The loss of such a high-profile company as Darktrace from the LSE was described by Russ Shaw, founder of Tech London Advocates & Global Tech Advocates, as "disappointing news".

He called for a series of "pro-business reforms" to help maintain London as an attractive destination for the country's technology companies. These include the implementation of the Mansion House Compact, a series of reforms set out by chancellor Jeremy Hunt in July 2023, as well as the slashing of what he described as "needless bureaucracy".

For Thoma Bravo and other acquisitive US organisations, listed British companies represent bargain buys with values on the London Stock Exchange languishing well behind its US and some international peers.
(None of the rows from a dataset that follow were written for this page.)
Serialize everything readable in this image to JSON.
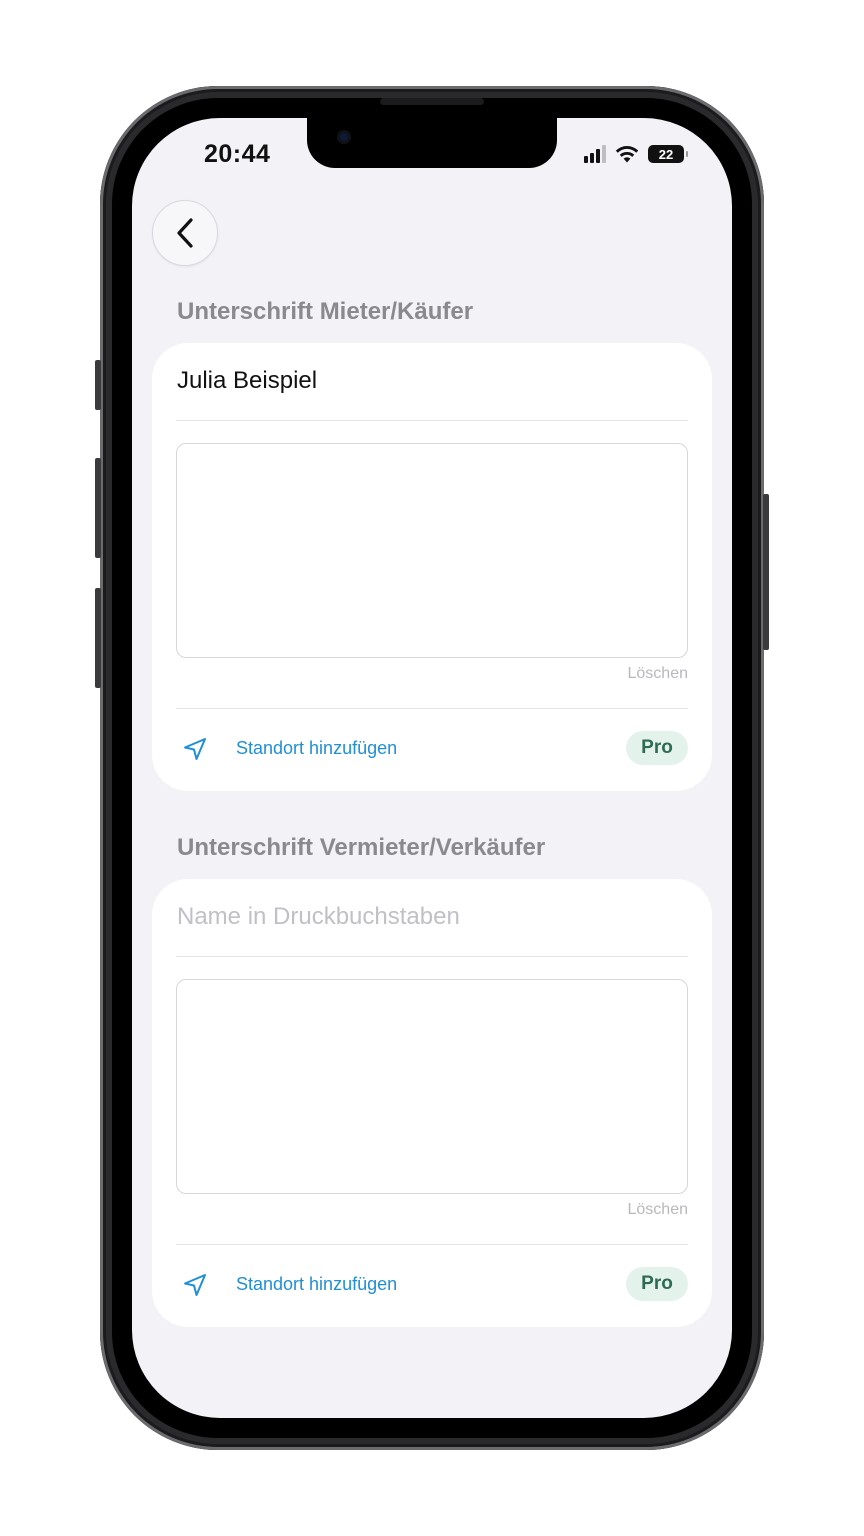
{
  "status_bar": {
    "time": "20:44",
    "battery": "22"
  },
  "sections": [
    {
      "title": "Unterschrift Mieter/Käufer",
      "name_value": "Julia Beispiel",
      "clear_label": "Löschen",
      "location_label": "Standort hinzufügen",
      "pro_badge": "Pro"
    },
    {
      "title": "Unterschrift Vermieter/Verkäufer",
      "name_placeholder": "Name in Druckbuchstaben",
      "clear_label": "Löschen",
      "location_label": "Standort hinzufügen",
      "pro_badge": "Pro"
    }
  ],
  "colors": {
    "background": "#f2f2f7",
    "link_blue": "#1f8fd6",
    "pro_badge_bg": "#e4f2ec",
    "pro_badge_text": "#2e6b55"
  }
}
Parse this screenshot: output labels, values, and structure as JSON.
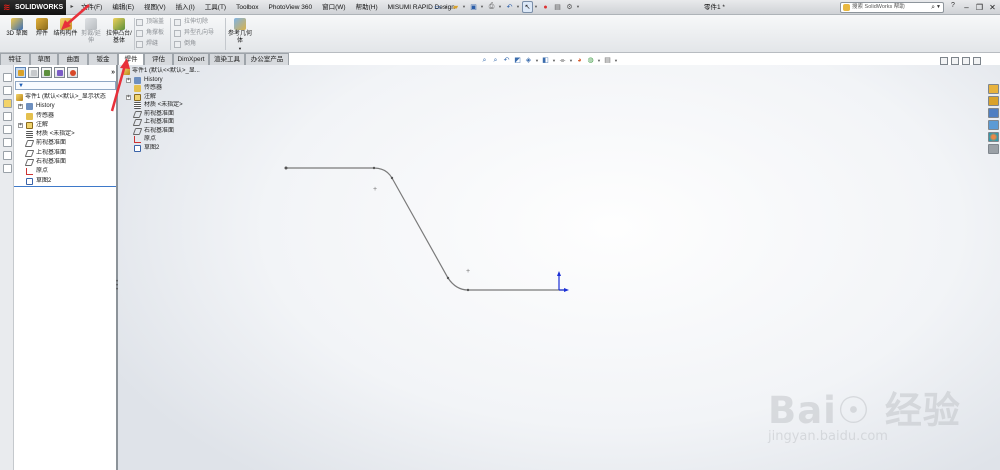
{
  "app": {
    "logo_text": "SOLIDWORKS",
    "doc_title": "零件1 *"
  },
  "menu": {
    "items": [
      "文件(F)",
      "编辑(E)",
      "视图(V)",
      "插入(I)",
      "工具(T)",
      "Toolbox",
      "PhotoView 360",
      "窗口(W)",
      "帮助(H)",
      "MISUMI RAPID Design"
    ]
  },
  "search": {
    "placeholder": "搜索 SolidWorks 帮助"
  },
  "ribbon": {
    "sketch3d": "3D 草图",
    "weldment": "焊件",
    "structural_member": "结构构件",
    "trim_extend": "剪裁/延伸",
    "extruded_boss": "拉伸凸台/基体",
    "top_small": [
      "顶端盖",
      "角撑板",
      "焊缝"
    ],
    "cut_small": [
      "拉伸切除",
      "异型孔向导",
      "倒角"
    ],
    "ref_geom": "参考几何体"
  },
  "command_tabs": {
    "left": [
      "特征",
      "草图",
      "曲面",
      "钣金"
    ],
    "right": [
      "焊件",
      "评估",
      "DimXpert",
      "渲染工具",
      "办公室产品"
    ],
    "active": "焊件"
  },
  "feature_tree": {
    "root": "零件1 (默认<<默认>_显示状态",
    "items": [
      "History",
      "传感器",
      "注解",
      "材质 <未指定>",
      "前视基准面",
      "上视基准面",
      "右视基准面",
      "原点",
      "草图2"
    ]
  },
  "flyout_tree": {
    "root": "零件1 (默认<<默认>_显...",
    "items": [
      "History",
      "传感器",
      "注解",
      "材质 <未指定>",
      "前视基准面",
      "上视基准面",
      "右视基准面",
      "原点",
      "草图2"
    ]
  },
  "watermark": {
    "brand": "Bai☉ 经验",
    "url": "jingyan.baidu.com"
  },
  "colors": {
    "accent_blue": "#1f5fb7",
    "annotation_red": "#e8303a",
    "sketch_line": "#7a7a7a",
    "origin_blue": "#1a2fd6"
  }
}
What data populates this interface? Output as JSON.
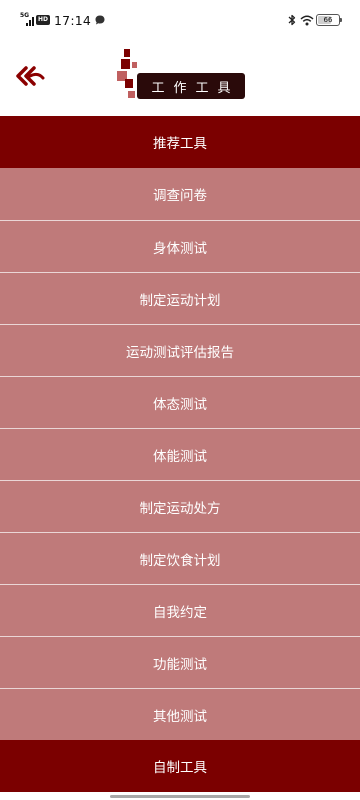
{
  "status_bar": {
    "network": "5G",
    "hd_badge": "HD",
    "time": "17:14",
    "battery": "66",
    "battery_level": 0.66
  },
  "header": {
    "title": "工作工具",
    "back_icon": "double-chevron-left-icon"
  },
  "colors": {
    "section_bg": "#7b0000",
    "item_bg": "#bf7a7a",
    "title_box": "#2a0a0a"
  },
  "menu": {
    "recommended_header": "推荐工具",
    "items": [
      "调查问卷",
      "身体测试",
      "制定运动计划",
      "运动测试评估报告",
      "体态测试",
      "体能测试",
      "制定运动处方",
      "制定饮食计划",
      "自我约定",
      "功能测试",
      "其他测试"
    ],
    "custom_header": "自制工具"
  }
}
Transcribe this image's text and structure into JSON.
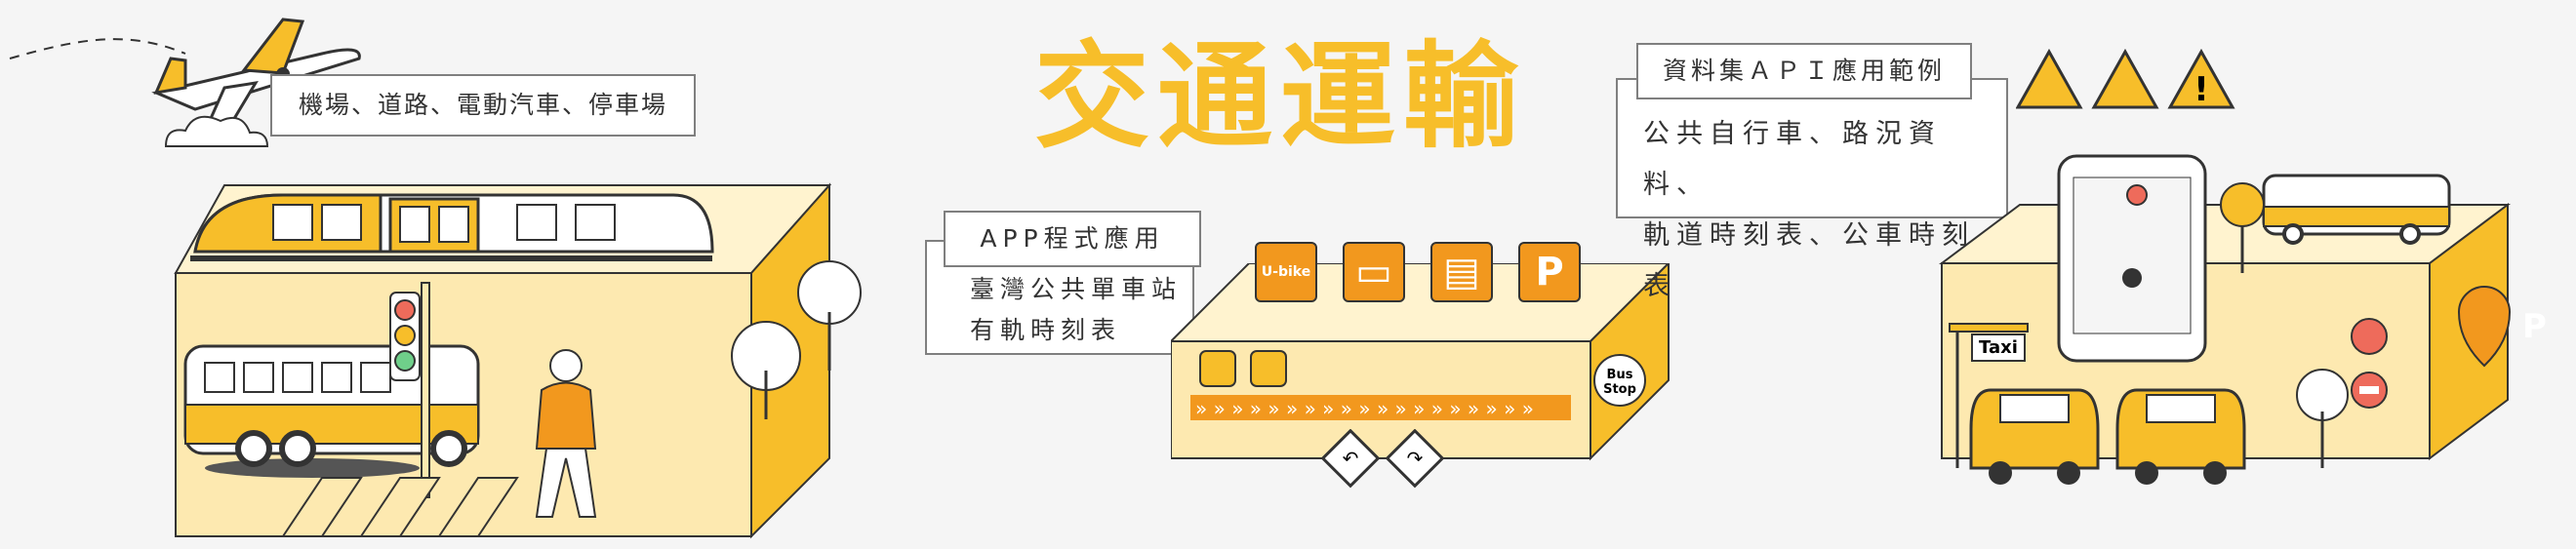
{
  "title": "交通運輸",
  "left_label": "機場、道路、電動汽車、停車場",
  "center": {
    "header": "APP程式應用",
    "lines": [
      "臺灣公共單車站",
      "有軌時刻表"
    ],
    "app_icon_text": "U-bike",
    "parking_letter": "P"
  },
  "right": {
    "header": "資料集ＡＰＩ應用範例",
    "lines": [
      "公共自行車、路況資料、",
      "軌道時刻表、公車時刻表"
    ],
    "taxi_sign": "Taxi",
    "taxi_roof": "Taxi",
    "bus_stop": "Bus\nStop",
    "parking_letter": "P"
  },
  "bus_stop_label": "Bus Stop",
  "colors": {
    "accent": "#f7be2a",
    "orange": "#f2981e",
    "cream": "#fde9b0",
    "outline": "#333333",
    "red": "#ee6b5b"
  }
}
On top of that, the value of the pound against the dollar has fallen significantly over the past ten years, from just over $1.70 in April 2014 to $1.25.

Darktrace was founded in 2013 by Invoke Capital, an investment firm controlled by Autonomy founder Mike Lynch. He now owns just 3.9% of Darktrace – which means he stands to gain just over $200 million from the sale – while his wife owns a further 2.9%.

However, Lynch is currently embroiled in a fraud trial in San Francisco over allegations that he was the "driving force" behind a major fraud at Autonomy, the software company he co-founded, ran and sold to Hewlett-Packard for $11 billion (£8.6bn) in 2011.